According to the legend, which is even mentioned on a Hakata tourist map, a mermaid was buried in a temple in the ward after it washed up at a wharf in the Hakata area of medieval Japan on April 14, 1222, on the southern island of Kyushu.

Abe-no Otomi, an “onmyoji” shaman who was known to have great divination abilities, said the emergence of the mystical creature was “a good omen for the long prosperity of the nation.”

Based on the shaman’s words, the mermaid was buried in Ukimido, a hall next to the main one dedicated to the Kanzeon Bodhisattra. Ukimido was later called Ryugu-Ukimido because people believed the mermaid must have come from Ryugu, a mystical palace where the dragon god of sea resides at the bottom of the sea.

Ryugu-Ukimido is now part of Ryuguji temple.

The temple is located on Taihaku-dori avenue, the main street stretching from busy JR Hakata Station, a terminal for two Shinkansen lines and many local trains.

A stone monument at the temple carries the engraving “Ningyo-zuka” (mermaid grave), indicating that a mermaid was once buried there.

Ryusei Okamura, 65, the chief priest of the temple, showed the set of bones in the main hall, where they are usually kept.

According to a description text provided, the bones are believed to be from a “mermaid excavated from the premises of Ryuguji temple.” Another line said, “All of them are considered to be of some mammals.”

Only six pieces of the bones, which are said to have been dug up between 1772 and 1781, remain today.

The surface of one of the larger pieces looks like wood. Many of them have glossy surfaces, apparently caused by the polishing effect from visitors touching them.

The temple also has a scroll of a mermaid believed to have been painted in the Eiroku era (1558-1570) of the Muromachi Period.

Until the Meiji Era (1868-1912), Ryuguji temple had offered visitors water used to soak the mermaid bones at a summer festival. Drinking the water was believed to ward off epidemics.

The natural question in all of this is: Are the bones really from a mermaid?

Naysayers say mermaids in legends around the world are probably the result of dugong sightings.

Yoshihito Wakai, vice director of the Toba Aquarium in Toba, Mie Prefecture, the only aquarium in Japan to have a dugong, looked at photos of the mermaid bones.

“I cannot say anything definitively,” said Wakai, an expert on dugongs. “I think it’s better to keep a legend a legend.”

Serena, the dugong at the aquarium, is about 2.6 meters long and weighs around 380 kilograms. Her pool is called Mermaid Sea. She was a gift from the Philippines almost 30 years ago.
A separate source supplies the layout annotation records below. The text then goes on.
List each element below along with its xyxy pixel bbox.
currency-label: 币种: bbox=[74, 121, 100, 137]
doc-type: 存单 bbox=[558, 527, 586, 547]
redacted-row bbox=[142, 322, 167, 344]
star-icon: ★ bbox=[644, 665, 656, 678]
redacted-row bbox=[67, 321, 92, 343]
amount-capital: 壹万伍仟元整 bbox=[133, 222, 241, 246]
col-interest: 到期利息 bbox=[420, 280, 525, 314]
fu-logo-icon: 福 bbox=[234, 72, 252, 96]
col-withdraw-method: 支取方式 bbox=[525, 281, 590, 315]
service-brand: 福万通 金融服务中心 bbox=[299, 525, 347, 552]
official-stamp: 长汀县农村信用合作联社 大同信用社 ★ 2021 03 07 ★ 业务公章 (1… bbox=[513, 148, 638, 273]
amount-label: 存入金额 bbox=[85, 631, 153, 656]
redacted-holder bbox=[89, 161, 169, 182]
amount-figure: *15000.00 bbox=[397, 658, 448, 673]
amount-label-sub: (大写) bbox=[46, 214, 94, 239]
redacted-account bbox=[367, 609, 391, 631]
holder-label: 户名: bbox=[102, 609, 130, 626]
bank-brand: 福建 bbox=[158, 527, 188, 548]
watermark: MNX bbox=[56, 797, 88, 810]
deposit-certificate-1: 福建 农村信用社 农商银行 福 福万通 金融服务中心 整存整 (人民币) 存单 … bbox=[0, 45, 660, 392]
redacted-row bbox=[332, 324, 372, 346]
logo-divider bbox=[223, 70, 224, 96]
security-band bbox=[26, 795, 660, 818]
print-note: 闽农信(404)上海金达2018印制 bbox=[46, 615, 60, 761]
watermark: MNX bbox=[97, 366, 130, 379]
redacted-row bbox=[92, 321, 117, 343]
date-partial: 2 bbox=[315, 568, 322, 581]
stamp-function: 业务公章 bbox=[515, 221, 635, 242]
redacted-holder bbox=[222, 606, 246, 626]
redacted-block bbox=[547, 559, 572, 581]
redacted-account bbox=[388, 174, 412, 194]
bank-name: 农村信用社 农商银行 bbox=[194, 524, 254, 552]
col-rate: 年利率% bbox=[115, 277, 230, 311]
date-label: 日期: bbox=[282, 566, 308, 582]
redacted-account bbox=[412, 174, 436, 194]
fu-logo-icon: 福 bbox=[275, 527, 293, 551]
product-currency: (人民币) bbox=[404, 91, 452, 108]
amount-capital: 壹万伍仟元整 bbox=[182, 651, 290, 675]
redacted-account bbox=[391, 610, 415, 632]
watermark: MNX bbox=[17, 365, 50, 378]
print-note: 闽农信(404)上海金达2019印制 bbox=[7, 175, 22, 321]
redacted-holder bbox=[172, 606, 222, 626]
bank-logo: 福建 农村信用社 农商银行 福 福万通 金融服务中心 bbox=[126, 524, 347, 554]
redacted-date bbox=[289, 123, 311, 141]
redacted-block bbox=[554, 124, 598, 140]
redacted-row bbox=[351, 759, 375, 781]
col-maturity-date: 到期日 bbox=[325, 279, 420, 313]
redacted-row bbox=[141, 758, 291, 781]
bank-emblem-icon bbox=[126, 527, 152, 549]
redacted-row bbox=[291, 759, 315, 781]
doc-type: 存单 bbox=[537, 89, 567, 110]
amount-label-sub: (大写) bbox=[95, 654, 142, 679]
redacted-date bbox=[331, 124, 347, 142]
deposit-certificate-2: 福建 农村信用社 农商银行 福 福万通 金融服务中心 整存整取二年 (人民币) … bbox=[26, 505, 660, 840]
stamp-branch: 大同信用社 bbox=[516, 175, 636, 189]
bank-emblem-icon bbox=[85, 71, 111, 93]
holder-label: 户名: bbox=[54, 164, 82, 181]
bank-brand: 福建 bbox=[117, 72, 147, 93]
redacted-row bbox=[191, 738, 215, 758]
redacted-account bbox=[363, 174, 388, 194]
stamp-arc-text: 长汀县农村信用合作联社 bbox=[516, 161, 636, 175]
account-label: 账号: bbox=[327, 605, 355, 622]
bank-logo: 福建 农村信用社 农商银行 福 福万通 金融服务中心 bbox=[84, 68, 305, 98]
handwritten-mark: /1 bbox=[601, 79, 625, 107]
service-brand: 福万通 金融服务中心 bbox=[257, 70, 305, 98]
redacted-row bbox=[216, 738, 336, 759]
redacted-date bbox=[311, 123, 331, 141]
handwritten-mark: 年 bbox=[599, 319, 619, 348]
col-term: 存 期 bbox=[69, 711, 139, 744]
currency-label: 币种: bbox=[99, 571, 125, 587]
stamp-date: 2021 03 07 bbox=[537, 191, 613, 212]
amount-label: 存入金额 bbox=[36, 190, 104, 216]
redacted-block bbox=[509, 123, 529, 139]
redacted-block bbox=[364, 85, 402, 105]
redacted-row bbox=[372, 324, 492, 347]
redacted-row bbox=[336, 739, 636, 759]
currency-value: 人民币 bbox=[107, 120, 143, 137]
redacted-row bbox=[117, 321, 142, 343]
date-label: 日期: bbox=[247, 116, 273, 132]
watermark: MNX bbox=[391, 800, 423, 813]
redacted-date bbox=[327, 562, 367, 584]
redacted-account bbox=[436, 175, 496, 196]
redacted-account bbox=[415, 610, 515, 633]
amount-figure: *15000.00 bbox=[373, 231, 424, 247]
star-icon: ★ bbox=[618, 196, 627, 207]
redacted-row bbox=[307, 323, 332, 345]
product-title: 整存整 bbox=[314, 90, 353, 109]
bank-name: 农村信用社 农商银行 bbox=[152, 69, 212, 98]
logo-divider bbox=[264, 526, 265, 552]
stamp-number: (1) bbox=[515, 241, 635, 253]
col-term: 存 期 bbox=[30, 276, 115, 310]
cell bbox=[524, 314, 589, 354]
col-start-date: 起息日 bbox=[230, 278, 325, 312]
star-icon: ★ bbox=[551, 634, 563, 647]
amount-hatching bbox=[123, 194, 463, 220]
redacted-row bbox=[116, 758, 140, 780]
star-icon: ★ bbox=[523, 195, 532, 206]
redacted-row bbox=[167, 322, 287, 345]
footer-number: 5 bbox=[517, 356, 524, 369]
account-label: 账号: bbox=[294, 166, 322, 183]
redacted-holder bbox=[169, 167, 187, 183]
The northernmost dugong habitat around Japan is said to be seas around Okinawa Prefecture, south of Kyushu.

The temple’s mermaid bones may have come from a finless porpoise that swims up to the Seto Inland Sea between Kyushu and the main islands of Shikoku and Honshu, as well as waters off the northern coasts of Fukuoka Prefecture.

Wakai looked at finless dolphins in a tank at the aquarium, and the mammals looked back.

“Their bearing resembles human, doesn’t it? Many sea creatures can be mistaken for mermaids,” he said.